Alcuni indicatori sono tuttavia fonte di riflessioni. Sempre i dati dell’IHME dimostrano che tra i principali fattori di rischio in grado di favorire sia una mortalità più precoce rispetto alle aspettative sia disabilità croniche (circa il 57% degli anziani ne sono oggi affetti) vi sono stili di vita inadeguati, in particolare quelli nutrizionali, e le diverse patologie a essi collegati come obesità, diabete tipo 2 o intolleranza glucidica, ipercolesterolemia, abuso di alcol. Tale situazione deriva anche da un progressivo abbandono di modelli alimentari “tradizionali” per la nostra popolazione, complessivamente riassumibili con il termine di “dieta mediterranea”. Definita dall’Unesco come patrimonio immateriale dell’Umanità, la dieta mediterranea rappresenta un insieme di competenze, conoscenze, pratiche e tradizioni, includendo le colture, la raccolta, la conservazione, la trasformazione, la preparazione e il consumo di cibi basati principalmente su olio di oliva, cereali e verdure, frutta fresca o secca e una moderata quantità di pesce, latticini e carne. Tale modello alimentare, rimasto relativamente costante nel corso dei secoli tra le popolazioni del bacino del Mediterraneo, può anche aver favorito assetti genetici o epigenetici in grado di migliorare, ad esempio, la salute cardio-vascolare (Fitò et al. Nutrients 2016; 8: 218).

A partire dagli anni ‘50-’60 del secolo scorso, si stanno invece imponendo “nuove modalità” di alimentazione, favorite anche dai media e dalle modificazioni di ordine sociale, dei processi produttivi e di distribuzione degli alimenti, che possono incidere negativamente sul benessere fisico e neuro-cognitivo delle attuali e delle future generazioni. Nell’intervista di questo mese, il professor Zuccotti (vedi a pagina 12) ribadisce come i primi 1000 giorni (compresi quelli di vita intrauterina) sono delle “key step” anche dal punto di vista nutrizionale, in quanto possono permettere di educare il bambino a una maggiore varietà di gusti e sapori con un “imprinting” positivo per le età successive, oltre a favorire una migliore attuazione del “programming” genetico.

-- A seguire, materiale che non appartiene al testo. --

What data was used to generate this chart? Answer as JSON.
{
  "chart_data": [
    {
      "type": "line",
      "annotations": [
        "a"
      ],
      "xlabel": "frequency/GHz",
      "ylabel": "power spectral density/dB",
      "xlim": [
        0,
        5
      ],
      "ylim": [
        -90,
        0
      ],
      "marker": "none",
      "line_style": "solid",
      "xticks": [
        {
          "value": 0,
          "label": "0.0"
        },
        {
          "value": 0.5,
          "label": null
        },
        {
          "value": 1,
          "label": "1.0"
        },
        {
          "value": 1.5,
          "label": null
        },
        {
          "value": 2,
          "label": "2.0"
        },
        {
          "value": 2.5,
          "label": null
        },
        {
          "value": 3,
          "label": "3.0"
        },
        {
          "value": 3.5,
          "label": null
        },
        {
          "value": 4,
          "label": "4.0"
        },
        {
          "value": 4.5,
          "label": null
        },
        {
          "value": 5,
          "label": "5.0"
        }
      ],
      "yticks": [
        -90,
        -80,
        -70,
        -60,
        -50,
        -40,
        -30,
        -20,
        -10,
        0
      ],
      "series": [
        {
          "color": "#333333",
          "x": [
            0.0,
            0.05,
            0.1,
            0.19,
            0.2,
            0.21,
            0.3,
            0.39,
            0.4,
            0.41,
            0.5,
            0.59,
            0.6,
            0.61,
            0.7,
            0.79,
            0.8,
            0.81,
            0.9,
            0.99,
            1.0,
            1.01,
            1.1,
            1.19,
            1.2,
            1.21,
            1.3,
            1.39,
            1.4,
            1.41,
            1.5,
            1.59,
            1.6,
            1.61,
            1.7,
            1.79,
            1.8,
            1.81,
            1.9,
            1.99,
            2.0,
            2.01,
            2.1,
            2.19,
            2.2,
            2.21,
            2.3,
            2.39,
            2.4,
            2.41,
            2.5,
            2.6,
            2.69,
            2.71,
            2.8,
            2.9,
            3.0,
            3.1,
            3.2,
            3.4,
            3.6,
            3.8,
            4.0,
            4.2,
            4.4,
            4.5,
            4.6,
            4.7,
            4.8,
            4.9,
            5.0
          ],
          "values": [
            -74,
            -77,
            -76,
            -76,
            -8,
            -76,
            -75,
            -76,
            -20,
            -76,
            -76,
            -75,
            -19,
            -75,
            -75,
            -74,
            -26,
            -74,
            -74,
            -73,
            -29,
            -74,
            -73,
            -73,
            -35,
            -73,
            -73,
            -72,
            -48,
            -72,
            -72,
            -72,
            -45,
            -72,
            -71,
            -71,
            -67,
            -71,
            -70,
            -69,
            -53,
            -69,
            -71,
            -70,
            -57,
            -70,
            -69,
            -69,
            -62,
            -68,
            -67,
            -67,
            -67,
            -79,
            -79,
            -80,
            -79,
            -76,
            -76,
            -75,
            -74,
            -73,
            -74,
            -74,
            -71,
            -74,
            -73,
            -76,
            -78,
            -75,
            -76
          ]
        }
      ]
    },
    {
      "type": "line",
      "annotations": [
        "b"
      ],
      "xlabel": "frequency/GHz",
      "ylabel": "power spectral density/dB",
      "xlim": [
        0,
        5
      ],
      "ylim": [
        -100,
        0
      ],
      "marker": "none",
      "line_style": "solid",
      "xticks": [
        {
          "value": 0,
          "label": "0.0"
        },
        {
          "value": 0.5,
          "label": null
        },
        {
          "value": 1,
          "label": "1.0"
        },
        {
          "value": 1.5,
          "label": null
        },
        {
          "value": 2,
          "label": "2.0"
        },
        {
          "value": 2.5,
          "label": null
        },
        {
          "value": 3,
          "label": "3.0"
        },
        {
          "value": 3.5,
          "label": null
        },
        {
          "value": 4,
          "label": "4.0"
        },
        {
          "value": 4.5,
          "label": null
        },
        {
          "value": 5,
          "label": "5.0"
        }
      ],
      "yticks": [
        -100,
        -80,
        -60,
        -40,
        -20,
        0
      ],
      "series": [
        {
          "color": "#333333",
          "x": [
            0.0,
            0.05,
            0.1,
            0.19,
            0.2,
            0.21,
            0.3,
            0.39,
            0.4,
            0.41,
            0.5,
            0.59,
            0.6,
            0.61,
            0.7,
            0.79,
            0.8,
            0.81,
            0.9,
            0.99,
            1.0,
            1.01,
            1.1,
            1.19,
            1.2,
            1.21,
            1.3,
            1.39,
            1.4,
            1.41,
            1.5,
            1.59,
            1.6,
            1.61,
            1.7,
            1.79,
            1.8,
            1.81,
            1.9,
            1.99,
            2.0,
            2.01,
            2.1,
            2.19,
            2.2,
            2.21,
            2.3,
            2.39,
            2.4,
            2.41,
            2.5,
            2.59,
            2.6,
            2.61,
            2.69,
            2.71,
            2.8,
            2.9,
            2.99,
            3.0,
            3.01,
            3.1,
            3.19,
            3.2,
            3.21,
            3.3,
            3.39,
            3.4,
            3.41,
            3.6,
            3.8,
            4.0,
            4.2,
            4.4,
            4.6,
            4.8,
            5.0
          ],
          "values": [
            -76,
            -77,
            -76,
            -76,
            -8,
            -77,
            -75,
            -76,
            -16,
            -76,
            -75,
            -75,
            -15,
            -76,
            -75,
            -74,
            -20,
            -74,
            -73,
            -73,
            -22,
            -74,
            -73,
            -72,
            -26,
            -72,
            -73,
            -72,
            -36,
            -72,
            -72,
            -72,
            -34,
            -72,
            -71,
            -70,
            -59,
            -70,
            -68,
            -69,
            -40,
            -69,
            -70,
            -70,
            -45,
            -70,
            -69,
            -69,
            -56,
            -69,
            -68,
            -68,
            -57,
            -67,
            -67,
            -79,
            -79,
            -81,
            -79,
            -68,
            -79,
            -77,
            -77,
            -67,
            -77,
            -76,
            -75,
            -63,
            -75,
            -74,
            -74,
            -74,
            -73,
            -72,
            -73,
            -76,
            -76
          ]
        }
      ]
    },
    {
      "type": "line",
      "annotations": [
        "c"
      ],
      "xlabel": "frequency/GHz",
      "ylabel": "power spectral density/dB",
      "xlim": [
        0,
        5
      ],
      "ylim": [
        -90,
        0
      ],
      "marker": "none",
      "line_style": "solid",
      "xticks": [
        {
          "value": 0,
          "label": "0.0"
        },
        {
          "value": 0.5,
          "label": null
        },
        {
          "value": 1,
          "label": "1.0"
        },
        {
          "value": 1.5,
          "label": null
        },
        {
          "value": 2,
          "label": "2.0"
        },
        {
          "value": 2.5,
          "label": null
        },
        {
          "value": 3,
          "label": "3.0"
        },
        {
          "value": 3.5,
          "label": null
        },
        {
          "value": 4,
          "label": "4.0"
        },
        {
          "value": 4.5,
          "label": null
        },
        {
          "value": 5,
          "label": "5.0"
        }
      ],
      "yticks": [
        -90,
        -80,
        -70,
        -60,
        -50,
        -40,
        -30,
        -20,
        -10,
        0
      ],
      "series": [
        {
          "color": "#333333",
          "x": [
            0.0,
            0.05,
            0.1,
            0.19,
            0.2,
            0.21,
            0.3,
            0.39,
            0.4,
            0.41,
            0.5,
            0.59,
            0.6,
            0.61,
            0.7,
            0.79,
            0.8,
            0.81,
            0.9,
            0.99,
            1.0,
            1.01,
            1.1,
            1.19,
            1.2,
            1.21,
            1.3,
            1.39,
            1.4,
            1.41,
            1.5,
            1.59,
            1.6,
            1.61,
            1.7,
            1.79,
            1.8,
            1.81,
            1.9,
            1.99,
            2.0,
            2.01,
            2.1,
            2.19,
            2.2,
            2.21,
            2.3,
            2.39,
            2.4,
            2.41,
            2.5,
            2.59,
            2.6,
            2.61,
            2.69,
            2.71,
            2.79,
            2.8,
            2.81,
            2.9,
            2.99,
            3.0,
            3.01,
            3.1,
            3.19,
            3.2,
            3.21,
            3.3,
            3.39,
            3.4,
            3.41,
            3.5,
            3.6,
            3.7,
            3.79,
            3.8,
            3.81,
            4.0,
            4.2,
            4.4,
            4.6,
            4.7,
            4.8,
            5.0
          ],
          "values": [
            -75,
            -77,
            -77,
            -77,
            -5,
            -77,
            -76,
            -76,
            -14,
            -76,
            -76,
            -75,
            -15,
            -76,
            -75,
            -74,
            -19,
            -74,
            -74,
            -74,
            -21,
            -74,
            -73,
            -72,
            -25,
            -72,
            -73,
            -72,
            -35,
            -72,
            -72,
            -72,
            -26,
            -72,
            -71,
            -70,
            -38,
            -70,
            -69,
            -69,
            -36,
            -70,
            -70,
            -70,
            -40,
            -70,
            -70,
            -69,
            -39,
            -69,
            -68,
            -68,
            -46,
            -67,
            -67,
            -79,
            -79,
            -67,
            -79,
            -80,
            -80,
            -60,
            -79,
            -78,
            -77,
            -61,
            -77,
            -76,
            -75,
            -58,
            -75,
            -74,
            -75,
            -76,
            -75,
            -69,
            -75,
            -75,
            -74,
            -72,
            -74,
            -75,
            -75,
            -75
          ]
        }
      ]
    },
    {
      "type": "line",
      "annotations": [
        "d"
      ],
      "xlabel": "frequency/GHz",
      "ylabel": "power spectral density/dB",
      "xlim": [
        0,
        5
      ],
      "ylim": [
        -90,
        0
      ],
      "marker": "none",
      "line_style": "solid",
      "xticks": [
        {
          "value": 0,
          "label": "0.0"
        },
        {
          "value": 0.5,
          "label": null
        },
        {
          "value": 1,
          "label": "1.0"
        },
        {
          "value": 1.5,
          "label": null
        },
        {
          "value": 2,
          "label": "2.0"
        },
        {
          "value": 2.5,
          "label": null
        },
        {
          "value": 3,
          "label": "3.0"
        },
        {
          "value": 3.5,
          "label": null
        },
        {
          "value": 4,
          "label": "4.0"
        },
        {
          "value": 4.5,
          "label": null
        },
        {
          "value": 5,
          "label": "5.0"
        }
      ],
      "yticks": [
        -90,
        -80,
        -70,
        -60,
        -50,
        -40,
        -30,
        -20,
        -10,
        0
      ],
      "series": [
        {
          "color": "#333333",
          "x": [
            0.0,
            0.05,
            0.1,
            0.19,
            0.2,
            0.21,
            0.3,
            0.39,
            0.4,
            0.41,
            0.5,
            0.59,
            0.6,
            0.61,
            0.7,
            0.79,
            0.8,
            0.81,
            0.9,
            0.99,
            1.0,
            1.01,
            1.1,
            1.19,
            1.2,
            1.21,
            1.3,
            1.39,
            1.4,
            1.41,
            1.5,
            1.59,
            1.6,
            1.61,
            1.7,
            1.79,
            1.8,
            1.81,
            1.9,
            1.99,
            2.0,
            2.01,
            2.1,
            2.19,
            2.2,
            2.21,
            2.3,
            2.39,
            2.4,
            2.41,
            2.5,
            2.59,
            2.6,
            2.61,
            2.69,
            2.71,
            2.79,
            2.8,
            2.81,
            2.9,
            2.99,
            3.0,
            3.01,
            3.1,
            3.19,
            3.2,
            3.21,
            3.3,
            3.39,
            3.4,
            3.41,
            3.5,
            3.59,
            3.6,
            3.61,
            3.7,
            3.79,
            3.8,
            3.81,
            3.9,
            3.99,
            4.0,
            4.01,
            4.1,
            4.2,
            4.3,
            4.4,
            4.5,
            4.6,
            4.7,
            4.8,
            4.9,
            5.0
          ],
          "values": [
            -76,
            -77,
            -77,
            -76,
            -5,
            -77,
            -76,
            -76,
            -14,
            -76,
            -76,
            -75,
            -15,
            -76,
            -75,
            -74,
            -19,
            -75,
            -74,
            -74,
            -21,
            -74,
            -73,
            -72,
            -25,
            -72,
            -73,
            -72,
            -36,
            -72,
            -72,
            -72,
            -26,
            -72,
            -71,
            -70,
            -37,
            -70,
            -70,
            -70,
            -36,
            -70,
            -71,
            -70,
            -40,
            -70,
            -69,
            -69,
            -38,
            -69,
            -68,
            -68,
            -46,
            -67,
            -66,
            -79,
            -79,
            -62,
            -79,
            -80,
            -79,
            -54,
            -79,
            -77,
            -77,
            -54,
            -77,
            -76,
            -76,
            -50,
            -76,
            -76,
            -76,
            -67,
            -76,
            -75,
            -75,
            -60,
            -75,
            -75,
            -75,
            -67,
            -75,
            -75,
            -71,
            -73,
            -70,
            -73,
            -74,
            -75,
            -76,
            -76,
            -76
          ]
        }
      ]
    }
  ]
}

Dunque, per un migliore stato di salute di bambini e adolescenti, è indispensabile la capacità dei pediatri di promuovere modelli nutrizionali positivi, proprio partendo dalla nostra tradizione, ma aggiornandola con le più attuali conoscenze scientifiche in campo nutraceutico in modo da indurre scelte nutrizionali più consapevoli nell’ambito di tutto il nucleo familiare. A questo proposito, è ormai acquisito che interventi educativi/preventivi basati unicamente sull’informazione, pur aumentando le conoscenze, hanno ridotte possibilità di modificare nei fatti false credenze e scelte nutrizionali erronee. Dovrebbero essere quindi sviluppate nuove strategie attraverso attività esperienziali, che vedano direttamente coinvolti bambini e genitori su alimentazione e salute del corpo e della psiche. Giocampus è un primo concreto esempio di promozione attiva a una corretta cultura del benessere attraverso percorsi di educazione alimentare e motoria realizzati mediante una virtuosa collaborazione tra pubblico e privato. È auspicabile che sia un seme dai molti frutti.